De plus en plus de patients nécessitent une hospitalisation parce qu’ils souffrent de pathologies chroniques. Ces pathologies chroniques s’aggravent brutalement au cours de phénomènes assez banals, la grippe n’était par exemple pas très très méchante cette année.
Or, ces personnes plutôt âgées et polypathologiques, on en a de plus en plus. D’une part, parce que la population vieillit, et d’autre part, parce ce qu’on soigne mieux les épisodes aigus, mais on crée des pathologies chroniques derrière. Et ça, ce n’est pas quelque chose qui date de cette année.
Cet hiver, on a eu cet effet de blocage car les hôpitaux ne sont pas organisés pour prendre en charge ce type de patients. C’est ça, le principal message à passer.

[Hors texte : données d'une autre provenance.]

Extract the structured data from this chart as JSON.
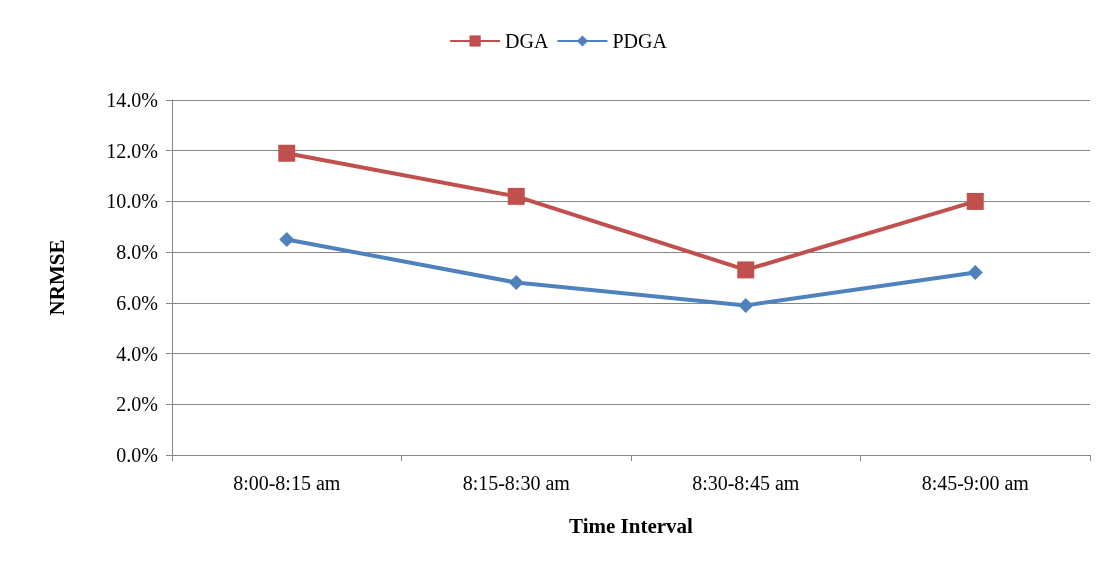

Lors des épisodes de bronchiolite pour les bébés, avez-vous déjà entendu les pédiatres dénoncer une surcharge des urgences pédiatriques ? Non. Parce qu’ils se sont adaptés. Les pédiatres ouvrent des lits supplémentaires lors des périodes épidémiques, ce qui leur permet d’absorber l’augmentation de flux. Pour les adultes, on n’est pas capable de l’anticiper.
Pourquoi ?
Parce que l’hôpital a été conçu autour de services d’hyperspécialités, avec un service d’urologie, de cardiologie, de pneumologie, etc. Ça a et ça fait toujours la pertinence, la grandeur du service public hospitalier français, qui soigne très bien ce type de pathologies. On voit l’amélioration du taux de guérison du cancer etc.
Mais prenons l’exemple d’une personne âgée souffrant d’une infection urinaire. Si cette personne est aussi diabétique, qu’elle présente une insuffisance cardiaque et/ou respiratoire, cette infection urinaire va entraîner une complication des différentes pathologies.
Alors qui va la prendre en charge ? Le pneumologue va dire : ce n’est pas pneumologique, le cardiologue va dire : ce n’est pas cardiologique, l’endocrinologue va dire : non ce n’est pas que le diabète, l’urologue va dire : ça ne s’opère pas, ce n’est pas chez moi. Je schématise, mais c’est un petit peu ça le problème. Du coup, elle reste aux urgences.
Comment remédier au problème ?
On a besoin de services adaptés pour prendre en charge ces patients, qui ne sont pas tous des services de gériatrie, mais qui doivent être des services dits de médecine polyvalente. Avec l’augmentation du nombre de patients polypathologiques, l’hôpital doit se restructurer, autour de leurs besoins.
La semaine dernière, 97 hôpitaux sur 650 avaient activé le plan "hôpital sous tension". Mercredi, le ministère de la Santé nous donnait le chiffre de 85 établissements sous tension. Est-ce le début d’un retour à la normale ?
Leur chiffre ne veut pas dire grand-chose. Tous les hôpitaux ne se déclarent pas. Ce sont des histoires de conflits d’intérêts à l’intérieur des hôpitaux. Mais, clairement, il y avait plus de 100 établissements en surcharge.
Après, c’est vrai, on a l’impression d’une décrue. Les chiffres de "No Bed Challenge" (basés sur une centaine d’établissements d’urgences) sont en baisse. La semaine dernière, on était plutôt à 300 patients ayant passé la nuit sur un brancard, on est tombé à 253 mercredi matin et à 154 jeudi. Derrière cette diminution, il y a peut-être aussi un effet médias. Toute la presse en parle. Certains renoncent peut-être à venir aux urgences.
Que dire aux patients qui s’interrogent : aller ou non aux urgences ?
Attention aux discours : 'les urgences sont saturées, il ne faut pas y aller’. Non, il faut y aller mais à bon escient. Et pour y aller à bon escient, soit vous voyez votre médecin généraliste qui vous y envoie si nécessaire. Soit, si vous ne pouvez pas le voir, vous appelez le Samu, le 15. Si vous devez aller aux urgences, il vous enverra une ambulance. Ce serait dramatique que des gens s’autocensurent.